The Shanghai FTZ has four main goals. The first is achieving zero tariffs on all
merchandise traded, including
agricultural
products. The
second
involves
protecting intellectual property rights, and making sure that labor, environmental
and safety conditions meet international standards. The third centers on
enhancing economic and regulatory fairness and transparency, and removing
subsidies and preferential support for specific industries and state -owned
enterprises. The fourth is to fully liberalize the financial services industry, and
open up the capital account to facilitate the free convertibility of currency and
movement of capital.
The Shanghai Free Trade Zone should also aim to include all major industries to
create a fair sense of competition among state-owned, private and foreign
businesses. It should follow the negative-list approach of granting access to any
businesses that are not prohibited, and change the traditional method of
examining and approving tenants to a registration-based system.

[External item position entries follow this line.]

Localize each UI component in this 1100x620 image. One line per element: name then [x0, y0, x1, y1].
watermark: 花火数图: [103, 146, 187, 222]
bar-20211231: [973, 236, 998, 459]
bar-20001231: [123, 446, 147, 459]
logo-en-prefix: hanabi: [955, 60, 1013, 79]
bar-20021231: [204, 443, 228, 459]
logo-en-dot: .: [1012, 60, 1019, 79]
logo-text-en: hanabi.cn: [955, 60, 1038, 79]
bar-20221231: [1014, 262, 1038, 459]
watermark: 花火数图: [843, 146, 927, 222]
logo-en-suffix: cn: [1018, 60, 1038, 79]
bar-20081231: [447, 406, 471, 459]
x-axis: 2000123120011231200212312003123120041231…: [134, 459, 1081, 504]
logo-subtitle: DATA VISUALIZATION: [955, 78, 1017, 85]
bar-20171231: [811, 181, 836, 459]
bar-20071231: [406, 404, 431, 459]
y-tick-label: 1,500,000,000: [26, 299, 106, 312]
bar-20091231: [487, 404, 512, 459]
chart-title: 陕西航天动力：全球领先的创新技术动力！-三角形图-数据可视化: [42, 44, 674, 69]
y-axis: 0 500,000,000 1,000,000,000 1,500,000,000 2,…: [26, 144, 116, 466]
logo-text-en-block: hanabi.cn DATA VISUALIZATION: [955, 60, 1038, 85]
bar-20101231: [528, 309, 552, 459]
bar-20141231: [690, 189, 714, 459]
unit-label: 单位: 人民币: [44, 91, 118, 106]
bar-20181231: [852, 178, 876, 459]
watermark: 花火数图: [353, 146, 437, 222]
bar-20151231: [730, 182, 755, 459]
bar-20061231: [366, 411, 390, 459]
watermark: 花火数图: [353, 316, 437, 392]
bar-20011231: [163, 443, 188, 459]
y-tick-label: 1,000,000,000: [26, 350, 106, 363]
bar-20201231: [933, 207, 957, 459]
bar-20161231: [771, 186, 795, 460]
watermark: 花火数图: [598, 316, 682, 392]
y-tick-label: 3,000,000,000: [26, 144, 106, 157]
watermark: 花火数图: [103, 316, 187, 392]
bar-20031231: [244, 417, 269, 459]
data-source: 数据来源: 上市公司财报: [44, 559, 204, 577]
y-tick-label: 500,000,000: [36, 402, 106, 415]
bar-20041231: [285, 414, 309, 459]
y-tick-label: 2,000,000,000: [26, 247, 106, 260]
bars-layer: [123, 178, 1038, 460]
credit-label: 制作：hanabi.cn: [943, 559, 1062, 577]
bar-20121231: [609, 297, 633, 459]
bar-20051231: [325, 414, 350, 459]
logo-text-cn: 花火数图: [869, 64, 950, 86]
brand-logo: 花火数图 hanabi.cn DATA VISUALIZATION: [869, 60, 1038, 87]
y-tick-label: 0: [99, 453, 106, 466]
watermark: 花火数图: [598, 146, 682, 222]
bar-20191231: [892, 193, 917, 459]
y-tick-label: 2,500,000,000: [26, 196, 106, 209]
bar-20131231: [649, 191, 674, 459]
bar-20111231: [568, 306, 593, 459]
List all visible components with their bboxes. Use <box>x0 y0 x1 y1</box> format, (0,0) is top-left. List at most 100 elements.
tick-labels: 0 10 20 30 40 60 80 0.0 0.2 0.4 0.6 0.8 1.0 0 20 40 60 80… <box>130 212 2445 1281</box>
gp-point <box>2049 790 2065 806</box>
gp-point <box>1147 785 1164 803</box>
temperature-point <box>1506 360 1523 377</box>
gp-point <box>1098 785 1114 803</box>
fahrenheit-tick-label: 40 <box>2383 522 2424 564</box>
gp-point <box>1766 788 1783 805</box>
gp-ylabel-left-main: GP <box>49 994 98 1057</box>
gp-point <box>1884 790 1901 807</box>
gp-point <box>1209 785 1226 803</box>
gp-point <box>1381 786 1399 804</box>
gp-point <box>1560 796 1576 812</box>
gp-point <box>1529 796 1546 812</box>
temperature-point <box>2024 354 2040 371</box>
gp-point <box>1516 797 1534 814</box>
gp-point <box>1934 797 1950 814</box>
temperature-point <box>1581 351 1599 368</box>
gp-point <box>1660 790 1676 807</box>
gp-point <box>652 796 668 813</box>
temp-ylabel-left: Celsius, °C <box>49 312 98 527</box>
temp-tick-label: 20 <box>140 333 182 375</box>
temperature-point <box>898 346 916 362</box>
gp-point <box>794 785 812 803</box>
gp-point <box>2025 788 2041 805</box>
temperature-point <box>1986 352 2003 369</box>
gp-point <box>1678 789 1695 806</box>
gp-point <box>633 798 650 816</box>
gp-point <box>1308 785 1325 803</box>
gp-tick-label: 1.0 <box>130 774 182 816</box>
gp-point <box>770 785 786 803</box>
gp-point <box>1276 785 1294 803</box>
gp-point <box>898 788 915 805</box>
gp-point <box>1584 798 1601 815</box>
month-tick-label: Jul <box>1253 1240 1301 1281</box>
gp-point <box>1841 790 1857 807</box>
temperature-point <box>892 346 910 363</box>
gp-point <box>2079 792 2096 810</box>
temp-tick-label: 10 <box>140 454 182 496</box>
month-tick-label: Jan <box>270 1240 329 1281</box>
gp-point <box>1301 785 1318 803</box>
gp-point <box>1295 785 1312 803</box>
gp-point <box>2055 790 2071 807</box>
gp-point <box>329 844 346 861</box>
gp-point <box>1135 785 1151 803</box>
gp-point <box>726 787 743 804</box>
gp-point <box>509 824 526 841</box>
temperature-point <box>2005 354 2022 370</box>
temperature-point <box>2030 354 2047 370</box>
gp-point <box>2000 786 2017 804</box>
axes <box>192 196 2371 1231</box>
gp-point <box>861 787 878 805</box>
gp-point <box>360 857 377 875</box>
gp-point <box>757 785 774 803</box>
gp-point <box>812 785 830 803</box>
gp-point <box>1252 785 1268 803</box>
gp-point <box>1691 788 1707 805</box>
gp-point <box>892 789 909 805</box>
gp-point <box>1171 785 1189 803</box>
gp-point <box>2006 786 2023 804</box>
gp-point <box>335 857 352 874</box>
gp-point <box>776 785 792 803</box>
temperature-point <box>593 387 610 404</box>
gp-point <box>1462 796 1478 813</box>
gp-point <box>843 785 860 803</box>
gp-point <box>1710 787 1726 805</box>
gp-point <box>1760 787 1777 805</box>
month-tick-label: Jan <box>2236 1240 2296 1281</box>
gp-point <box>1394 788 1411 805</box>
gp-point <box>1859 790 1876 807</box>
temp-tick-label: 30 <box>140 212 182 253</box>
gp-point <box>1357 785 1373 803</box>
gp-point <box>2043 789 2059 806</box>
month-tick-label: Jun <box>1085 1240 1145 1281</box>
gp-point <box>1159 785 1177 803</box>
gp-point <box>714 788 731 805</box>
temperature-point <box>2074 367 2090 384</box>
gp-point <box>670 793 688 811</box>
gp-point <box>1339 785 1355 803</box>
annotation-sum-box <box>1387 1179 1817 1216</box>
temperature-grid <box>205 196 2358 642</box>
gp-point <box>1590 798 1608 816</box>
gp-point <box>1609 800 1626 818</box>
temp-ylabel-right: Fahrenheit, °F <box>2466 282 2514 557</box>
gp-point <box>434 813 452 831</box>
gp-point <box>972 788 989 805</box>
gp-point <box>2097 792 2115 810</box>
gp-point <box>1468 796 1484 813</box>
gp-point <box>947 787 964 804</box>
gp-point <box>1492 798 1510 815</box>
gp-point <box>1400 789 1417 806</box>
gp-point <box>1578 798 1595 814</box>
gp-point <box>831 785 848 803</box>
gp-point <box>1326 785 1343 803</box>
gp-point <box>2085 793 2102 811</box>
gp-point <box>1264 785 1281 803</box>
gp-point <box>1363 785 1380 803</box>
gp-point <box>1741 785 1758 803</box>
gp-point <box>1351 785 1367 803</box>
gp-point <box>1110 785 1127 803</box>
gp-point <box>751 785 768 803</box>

The Shanghai Free Trade Zone has enormous potential and is full of possibilities.
However, one should not lose sight of the fact that the zone is still a pilot project,
while its experimental nature suggests that risks and challenges will be
unavoidable. For instance, arbitrage opportunities may arise while the capital
account is being opened; a new legal system may be necessary; and the functions
and mentality of government may need to be changed. In order for this experiment
to succeed, these major issues will have to be resolved.